SpectralGCD (ICLR 2026)
March 18, 2026 · View on GitHub
Spectral Concept Selection and Cross-modal Representation Learning for Generalized Category Discovery
This is the official repository of the ICLR 2026 paper "SpectralGCD: Spectral Concept Selection and Cross-modal Representation Learning for Generalized Category Discovery" by Lorenzo Caselli, Marco Mistretta, Simone Magistri, Andrew D. Bagdanov.
Abstract
Generalized Category Discovery (GCD) aims to identify novel categories in unlabeled data while leveraging a small labeled subset of known classes. Training a parametric classifier solely on image features often leads to overfitting to old classes, and recent multimodal approaches improve performance by incorporating textual information. However, they treat modalities independently and incur high computational cost. We propose SpectralGCD, an efficient and effective multimodal approach to GCD that uses CLIP cross-modal image-concept similarities as a unified cross-modal representation. Each image is expressed as a mixture over semantic concepts from a large task-agnostic dictionary, which anchors learning to explicit semantics and reduces reliance on spurious visual cues. To maintain the semantic quality of representations learned by an efficient student, we introduce Spectral Filtering which exploits a cross-modal covariance matrix over the softmaxed similarities measured by a strong teacher model to automatically retain only relevant concepts from the dictionary. Forward and reverse knowledge distillation from the same teacher ensures that the cross-modal representations of the student remain both semantically sufficient and well-aligned. Across six benchmarks, SpectralGCD delivers accuracy comparable to or significantly superior to state-of-the-art methods at a fraction of the computational cost.
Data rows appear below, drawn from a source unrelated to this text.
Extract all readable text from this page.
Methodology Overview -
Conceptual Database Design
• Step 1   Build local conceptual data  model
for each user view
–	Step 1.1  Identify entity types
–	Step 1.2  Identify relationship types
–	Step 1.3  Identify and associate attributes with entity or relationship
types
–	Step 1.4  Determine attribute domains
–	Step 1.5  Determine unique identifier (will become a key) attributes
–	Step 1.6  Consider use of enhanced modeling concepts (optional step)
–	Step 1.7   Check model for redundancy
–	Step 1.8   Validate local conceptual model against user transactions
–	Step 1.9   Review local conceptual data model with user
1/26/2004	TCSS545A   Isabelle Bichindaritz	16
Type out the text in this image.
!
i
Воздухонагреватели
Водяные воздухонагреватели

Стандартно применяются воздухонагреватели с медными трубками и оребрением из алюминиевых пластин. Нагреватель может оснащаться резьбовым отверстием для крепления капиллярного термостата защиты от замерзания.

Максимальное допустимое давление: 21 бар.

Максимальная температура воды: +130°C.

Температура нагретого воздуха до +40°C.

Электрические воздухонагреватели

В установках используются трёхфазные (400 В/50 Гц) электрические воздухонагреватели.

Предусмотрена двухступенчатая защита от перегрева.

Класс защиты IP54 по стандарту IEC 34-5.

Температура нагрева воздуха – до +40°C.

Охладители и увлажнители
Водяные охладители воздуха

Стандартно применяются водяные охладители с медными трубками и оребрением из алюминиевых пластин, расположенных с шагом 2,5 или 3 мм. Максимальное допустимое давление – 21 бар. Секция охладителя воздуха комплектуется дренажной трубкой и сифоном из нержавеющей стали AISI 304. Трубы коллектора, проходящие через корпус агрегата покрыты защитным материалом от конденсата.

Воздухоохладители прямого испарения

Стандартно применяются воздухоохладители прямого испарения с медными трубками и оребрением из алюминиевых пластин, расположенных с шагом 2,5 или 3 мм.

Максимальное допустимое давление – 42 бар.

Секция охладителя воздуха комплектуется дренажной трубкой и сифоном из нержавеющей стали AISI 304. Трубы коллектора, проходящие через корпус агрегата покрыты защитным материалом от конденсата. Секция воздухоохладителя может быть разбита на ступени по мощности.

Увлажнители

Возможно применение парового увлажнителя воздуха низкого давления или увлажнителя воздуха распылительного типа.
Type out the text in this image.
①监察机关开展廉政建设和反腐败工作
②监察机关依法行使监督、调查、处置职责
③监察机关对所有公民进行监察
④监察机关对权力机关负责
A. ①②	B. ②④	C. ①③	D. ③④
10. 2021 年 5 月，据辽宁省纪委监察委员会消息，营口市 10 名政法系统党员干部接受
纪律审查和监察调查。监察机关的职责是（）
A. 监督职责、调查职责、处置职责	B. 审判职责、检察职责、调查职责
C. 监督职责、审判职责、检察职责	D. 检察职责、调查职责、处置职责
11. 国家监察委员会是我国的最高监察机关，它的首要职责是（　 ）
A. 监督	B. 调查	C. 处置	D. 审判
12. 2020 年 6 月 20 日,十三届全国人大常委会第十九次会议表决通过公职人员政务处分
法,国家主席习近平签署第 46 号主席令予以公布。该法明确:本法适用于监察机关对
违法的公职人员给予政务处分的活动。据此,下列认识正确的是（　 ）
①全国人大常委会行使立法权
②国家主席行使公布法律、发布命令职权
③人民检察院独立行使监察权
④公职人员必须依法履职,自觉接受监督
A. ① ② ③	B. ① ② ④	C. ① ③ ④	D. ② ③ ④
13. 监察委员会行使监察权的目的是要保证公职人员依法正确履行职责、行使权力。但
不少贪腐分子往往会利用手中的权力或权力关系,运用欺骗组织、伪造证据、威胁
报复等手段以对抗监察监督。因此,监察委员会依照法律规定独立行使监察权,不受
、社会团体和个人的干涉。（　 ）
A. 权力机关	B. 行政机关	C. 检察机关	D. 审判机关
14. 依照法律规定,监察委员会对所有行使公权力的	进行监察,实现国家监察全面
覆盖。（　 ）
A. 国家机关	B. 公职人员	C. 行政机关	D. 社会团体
Check our demo on how to use Spectral Filtering on any dataset.
Citation
@inproceedings{caselli2026spectralgcd,
author={Lorenzo Caselli and Marco Mistretta and Simone Magistri and Andrew D. Bagdanov},
title={Spectral{GCD}: Spectral Concept Selection and Cross-modal Representation Learning for Generalized Category Discovery},
booktitle={The Fourteenth International Conference on Learning Representations},
year={2026},
url={https://openreview.net/forum?id=PyfV9tFmdR}
}
Installation
The codebase has been tested with Python 3.9 and PyTorch 2.6.0 with CUDA 12.4.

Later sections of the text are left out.